A victim of its own popularity: Scaling our CloudWatch integration
The trouble with success
Once upon a time, a customer asked us if we could help them pull their AWS CloudWatch data into Hosted Graphite, so they could store it long-term alongside other system and application metrics.
We put together a simple integration comprising an allocator, a job queue, and a worker pool using the Redis Queue (RQ) library. A job fetched all metrics configured for a single access key in a given time frame, typically 10 minutes.
This, plus a nice configuration UI, got the job done with minimal setup and development. Customers loved it! We expanded the range of AWS services it could pull data for. Over time, the integration’s popularity grew and grew—and so did the resources required to run it.
This could result in slower throughput, and delays fetching metrics for customers.
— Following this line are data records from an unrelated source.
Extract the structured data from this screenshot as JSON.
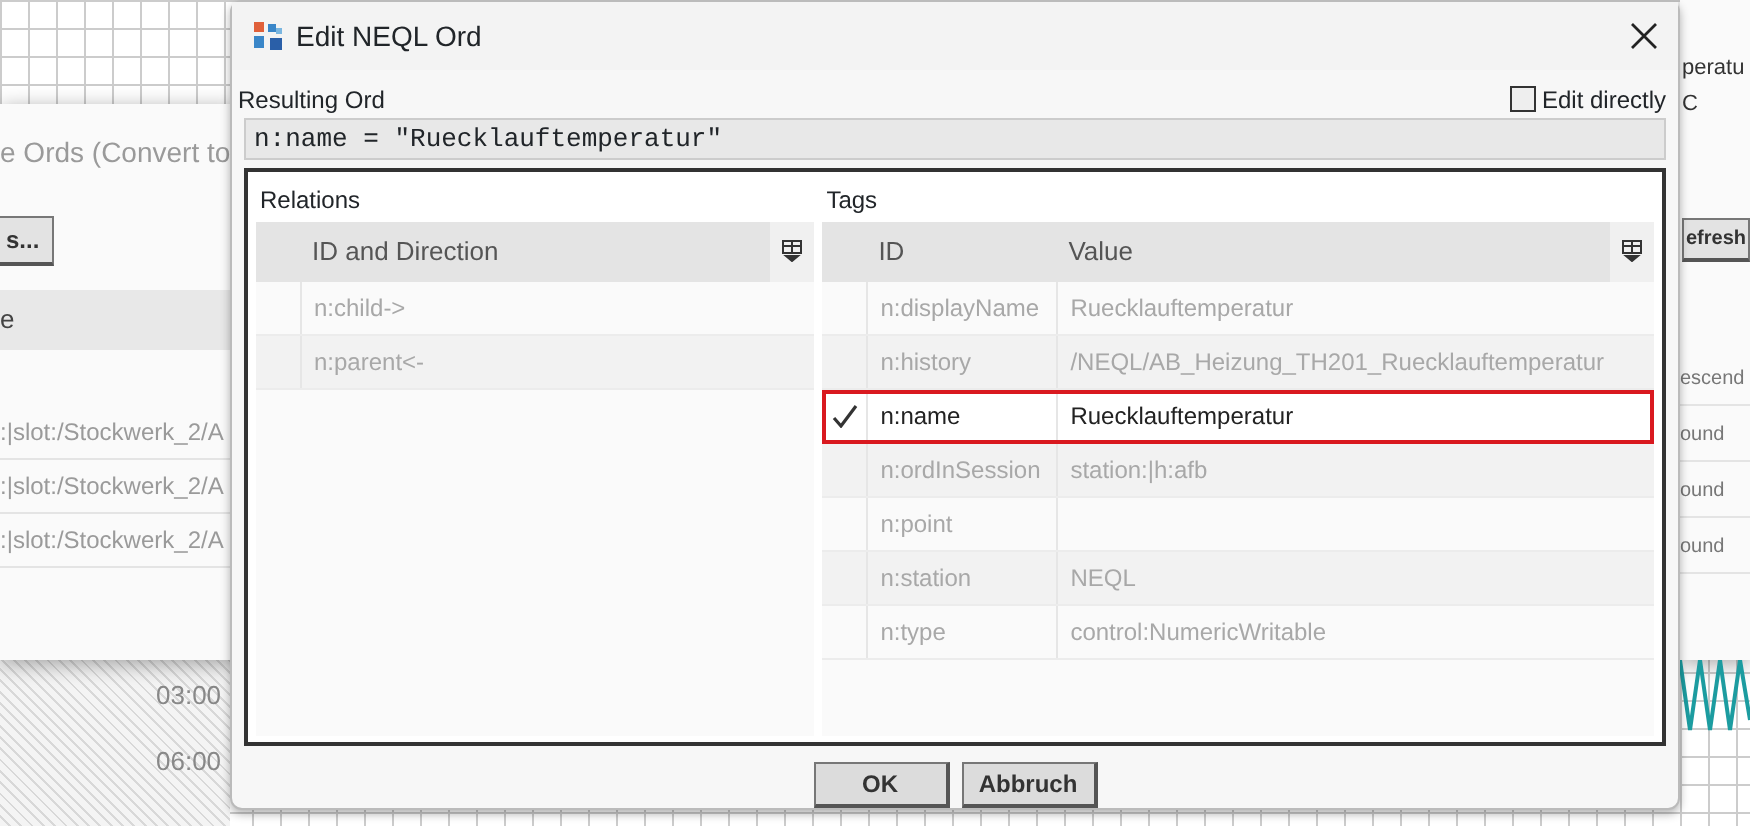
{
  "background": {
    "time_labels": [
      "03:00",
      "06:00"
    ],
    "left_window": {
      "title": "e Ords (Convert to",
      "button": "s...",
      "column_1": "e",
      "rows": [
        ":|slot:/Stockwerk_2/A",
        ":|slot:/Stockwerk_2/A",
        ":|slot:/Stockwerk_2/A"
      ]
    },
    "right_window": {
      "texts": [
        "peratu",
        "C"
      ],
      "button": "efresh",
      "rows": [
        "escend",
        "ound",
        "ound",
        "ound"
      ]
    }
  },
  "dialog": {
    "title": "Edit NEQL Ord",
    "resulting_ord": {
      "label": "Resulting Ord",
      "value": "n:name = \"Ruecklauftemperatur\""
    },
    "edit_directly": {
      "label": "Edit directly",
      "checked": false
    },
    "relations": {
      "title": "Relations",
      "columns": [
        "ID and Direction"
      ],
      "rows": [
        {
          "id": "n:child->"
        },
        {
          "id": "n:parent<-"
        }
      ]
    },
    "tags": {
      "title": "Tags",
      "columns": [
        "ID",
        "Value"
      ],
      "rows": [
        {
          "id": "n:displayName",
          "value": "Ruecklauftemperatur",
          "selected": false
        },
        {
          "id": "n:history",
          "value": "/NEQL/AB_Heizung_TH201_Ruecklauftemperatur",
          "selected": false
        },
        {
          "id": "n:name",
          "value": "Ruecklauftemperatur",
          "selected": true
        },
        {
          "id": "n:ordInSession",
          "value": "station:|h:afb",
          "selected": false
        },
        {
          "id": "n:point",
          "selected": false
        },
        {
          "id": "n:station",
          "value": "NEQL",
          "selected": false
        },
        {
          "id": "n:type",
          "value": "control:NumericWritable",
          "selected": false
        }
      ]
    },
    "buttons": [
      "OK",
      "Abbruch"
    ]
  }
}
Arguably a nice problem to have: the initial, simple solution was outgrowing its (single) machine resources.
We maintain a fairly homogeneous cohort of bare-metal servers, and try to avoid scaling vertically wherever we can. Our SRE team have Understandably Strong Feelings about single-homed services, too: while it was possible to catch up on CloudWatch data when we failed over to another machine, it required manual work from both the SRE and development teams. No-one should ever have to wake up to do something a computer could.
So this was a good opportunity both to split the work over multiple machines, and to make a more reliable service with automated failover.
What to do …
We needed three things:
- To split the work across a (changing) number of machines;
- No impact should one or two of those machines fall over; and
- As far as possible, “just once” jobs—re-running jobs can land customers with larger AWS bills, as well as ingesting duplicate data (visible under certain of our data views).
Alongside these, we wanted to hold our service level objectives invariant. Since we define these in terms of customer impact, they didn’t need to change as we scaled out, except that they became easier to meet. Without going into boring detail, we had SLOs for job delay, number of attempted jobs, and number of successful jobs.
Our initial design–allocator, job queue, worker pool–worked well, and was chosen partly because it should ease horizontal scaling. So the plan was to replicate that setup across a few machines, elect an allocating leader, and distribute jobs across all workers in the cluster.
… and how to do it
Simple enough, but the devil is as usual in the details. How do we determine the leader? How does the leader know which machines to allocate jobs to? What happens if a machine goes down? What happens if the leader goes down?
First up, we needed to know what machines were members of the cluster, and their health status. This is the classic service discovery problem, and it was easy for us to base a solution on etcd—we already used it for just this purpose. Each machine writes a short-TTL key into etcd to announce that it’s present and healthy.
Now our leader is ready to allocate jobs! It maintains an RQ queue on each machine in the cluster, and assigns jobs by hashing over the set of healthy machines. It also maintains a mapping—shared across the whole cluster—of what jobs are allocated where, so that in the event of leader failover, we can easily figure out what jobs need to be reallocated.
We modified the behaviour of the job slightly, too: it reports completion times to every machine in the cluster. Then after a machine failure—leader or otherwise—it’s easy to see when a job was last completed and reschedule it, replaying any missing data from missed runs.
Getting to production
That all sounds good, but it was a big shift in how our CloudWatch service operated: how could we do it without impacting our customers? Rather than choosing a flag day to cut over to a new solution, we went with an incremental approach—each key feature was rolled out gradually and in a safe, controlled way.
Deploying the service discovery part and verifying it was OK was easy: just making sure the right stuff ended up in etcd.
To gain confidence in the leader election part, we ran machines alongside the “real” service and deployed “fake” election capabilities: all machines would vie to acquire the lock, but actual leader behaviour was tucked behind a feature flag.
Our next deployment synced leader context to followers. Next came “fake” job hashing, and then creation of RQ queues across the cluster. Finally, we deployed a mechanism to write back job results.
At this stage we had all of the important components working in the background successfully, while at the same time our original machine operated as normal.
All that remained was to flip our feature flag such that leader election & job distribution came into effect. So we flipped it and … it worked! What seemed like a potentially daunting deployment process ended up being quite easy.
Although this incremental approach added some development overhead, it was entirely worth it: we had no outages or customer impact at all during the rollout.
The steady state
We can now expand our CloudWatch integration—either in the number of AWS services we support, or the number of customers using it—without worrying about capacity. Growing is easy: we just provision a new machine for the cluster and it automatically joins and starts working.
We’ve watched (and intentionally triggered!) various leader failovers, but only by looking at graphs: it happens as seamlessly and automatically as we’d hoped.